Indeed, research has shown that by incorporating healthy behaviors and staying active, one can now expect to live into their 60s, 70s, and beyond. But why? First and foremost, we now have a strong understanding of the important role that diet, exercise, and other healthful behaviors can play in mitigating some of the negative effects associated with genetic history. In addition, we have greatly expanded the role of preventive medicine and have achieved dramatic advances in the treatment of many diseases and conditions associated with advancing age, such as hypertension, diabetes, high cholesterol, heart disease, and certain cancers. But perhaps the most important contributing factor to expanding lifespans is our understanding of the ways in which social determinants of health intersect with biological, genetic, physical, emotional, cognitive, and environmental aspects of aging in the United States. These are the factors that, according to the World Health Organization, are influenced by the economics, power, and resources at global, national, and local levels. These so-called “structural determinants of health inequities” encompass such issues as socioeconomic and employment status, educational level, stress and coping behaviors, substance use disorders and mental illness, food and nutrition, housing and transportation, and the impact of social support or isolation.
- Unusual disease presentations
- Increased comorbidities
- Increased incidence of illnesses related to medical treatment
- Changes in functional ability and difficulties with activities of daily living
- Increased importance of social and caregiving support
- Lack of appropriate diagnoses and interventions for emotional issues such as depression, and cognitive issues such as delirium, dementia, or memory impairment
Further complicating the attainment of optimal outcomes in the aging patient are other key concerns such as a shortage of geriatric professionals, an overreliance on (often unsupported) family caregivers, and the prevalence of economic insecurity for older adults, coupled with increasing challenges for Medicare and Medicaid coverage.
Certainly, the trials associated with aging are significant, but the tools we now possess to meet these challenges have never been as informed or advanced as they are today. The driving mission then becomes how to better understand what happens to our bodies and minds as we age, coupled with environmental factors, genetics, and disease-specific processes, and to apply what we learn to improve functional health, reduce the risks of disease, and facilitate the highest quality of life possible. To bring this new perspective on healthy aging into focus, NIA is committed to expanding the science and dynamics of aging, and furthering its vision “…to enable all Americans to enjoy robust health and independence with advancing age.” As the recognized U.S. leader in research on aging and Alzheimer’s disease, NIA oversees an expansive scientific agenda that aims to understand the multidimensional nature of aging and to extend the healthy, active years of life.
NIA has developed the document Aging Well in the 21st Century, which outlines their strategic approach to developing research priorities, and maintaining and refining their scientific portfolio. This comprehensive and dynamic plan provides a detailed overview of NIA’s three primary commitments, which are (1) Understanding the Dynamics of the Aging Process; (2) Improving the Health, Well-Being, and Independence of Adults as They Age; and (3) Supporting the Research Enterprise. Further, it delineates eight key goals within these three areas that serve to shape the Institute’s ongoing work. These goals are:
- Goal A: Better understand the biology of aging and its impact on the prevention, progression, and prognosis of disease and disability.

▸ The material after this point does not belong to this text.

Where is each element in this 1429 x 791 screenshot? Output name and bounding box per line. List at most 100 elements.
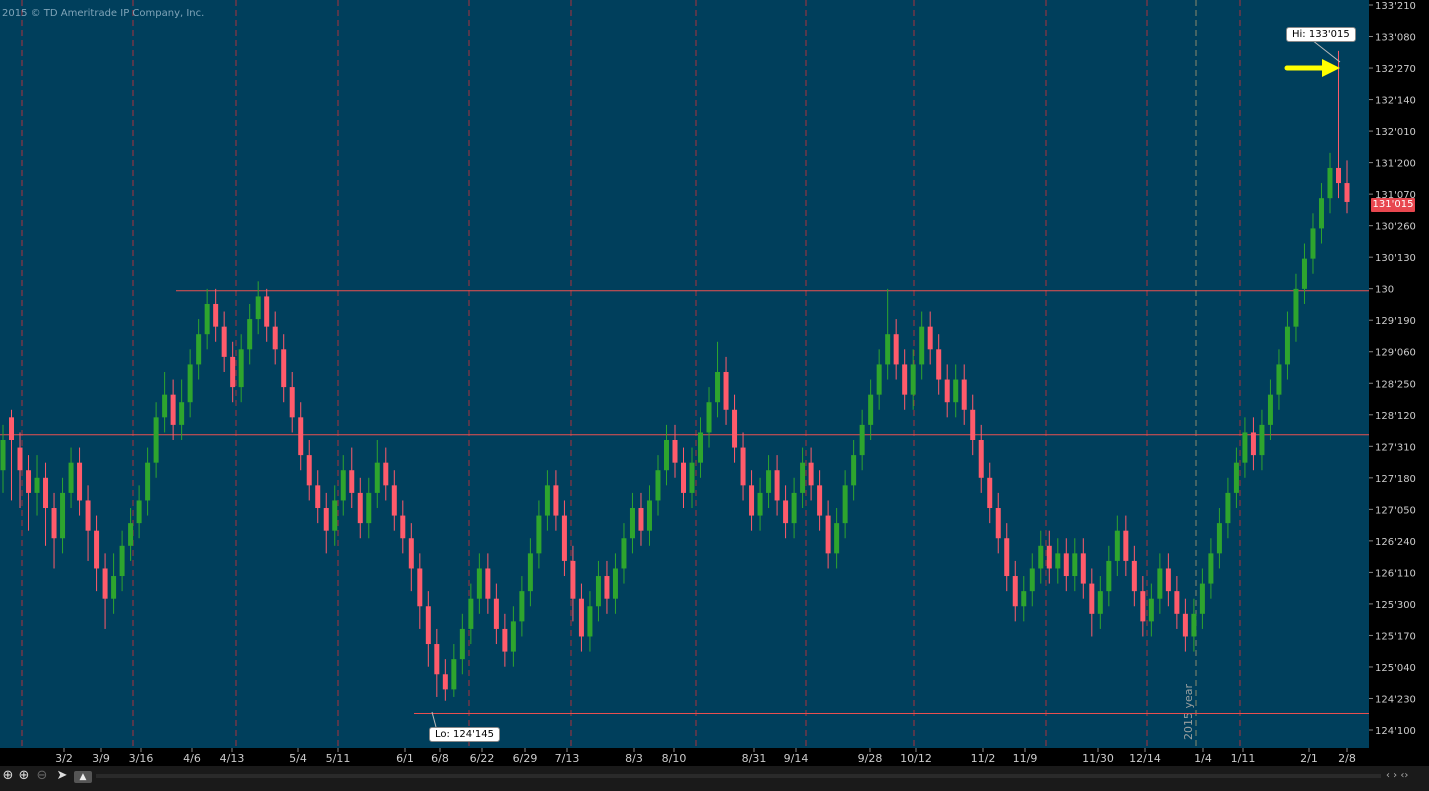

- Goal B: Better understand the effects of personal, interpersonal, and societal factors on aging, including the mechanisms through which these factors exert their effects.
- Goal C: Develop effective interventions to maintain health, well-being, and function and prevent or reduce the burden of age-related diseases, disorders, and disabilities.
- Goal D: Improve our understanding of the aging brain, Alzheimer’s disease, and other neurodegenerative diseases. Develop interventions to address Alzheimer’s and other age-related neurological conditions.
- Goal E: Improve our understanding of the consequences of an aging society to inform intervention development and policy decisions.
- Goal F: Understand health disparities and develop strategies to improve the health status of older adults in diverse populations.
- Goal G: Support the infrastructure and resources needed to promote high-quality research.
- Goal H: Disseminate information to the public, medical and scientific communities, and policymakers about research and interventions.
In future posts, I will take a closer look at each of these three areas and explore the research, actions, and interventions that are being developed to ensure that healthy aging can be an achievable reality for us all.